Grâce à une subvention du Conseil de recherches en sciences humaines du Canada, Geneviève Bassellier a travaillé avec 17 entreprises, dont des institutions financières qui comptent jusqu’à 57 000 employés, des organismes gouvernementaux avec un effectif de 7 000 personnes et des sociétés de services publics qui n’emploient que 200 personnes. Elle a conduit plusieurs centaines d’enquêtes auprès du personnel pour mieux saisir comment les gestionnaires et les spécialistes des TI comprennent les rôles des uns et des autres.

Elle a ainsi constaté que les professionnels des TI qui connaissent les autres champs d’activité de l’entreprise sont plus enclins à faire front commun avec les gestionnaires.

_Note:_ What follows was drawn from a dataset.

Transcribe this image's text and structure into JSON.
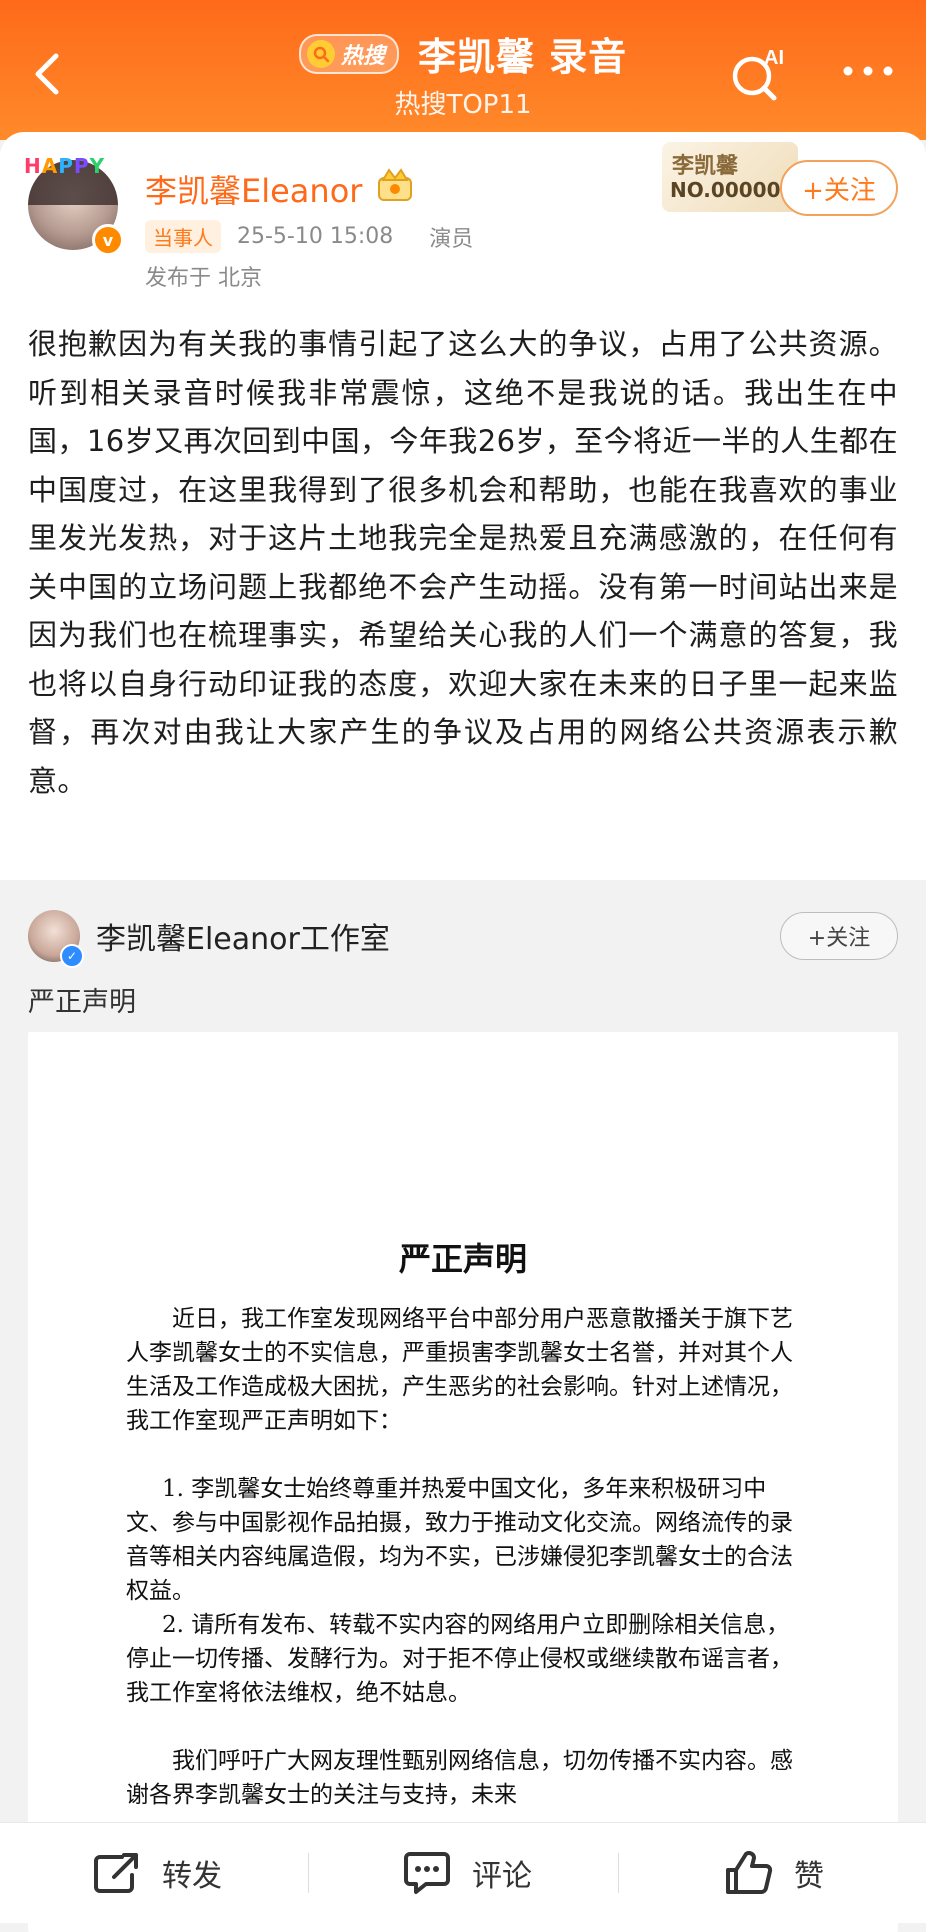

Les gestionnaires qui comprennent mieux les TI sont pour leur part 34 pour cent plus susceptibles d’être de bons « partenaires », de comprendre les besoins de leurs collègues et d’appuyer et de défendre les projets faisant intervenir les nouvelles technologies de l’information.

Ces résultats confirment en partie la théorie de Geneviève Bassellier, selon laquelle le fossé culturel qui divise les services de technologies de l’information et les autres secteurs de l’entreprise peut et doit impérativement être comblé. Elle est une ardente partisane de la méthode pratique pour donner aux spécialistes des TI une idée des objectifs généraux de l’entreprise. Selon la Pre Bassellier, ces pratiques (la nomination d’un membre du personnel des TI dans un service de marketing par exemple) peuvent compléter les stratégies traditionnelles comme celle qui consiste à nommer des spécialistes des TI aux postes cadres de l’entreprise.

« Il est fondamental d’élaborer un ensemble de connaissances partagées et un espace commun. Le personnel des TI ne maîtrisera jamais les finances et le personnel des finances ne deviendra pas spécialiste des TI. Mais il doit y avoir un espace commun où les besoins de l’organisation peuvent être définis. »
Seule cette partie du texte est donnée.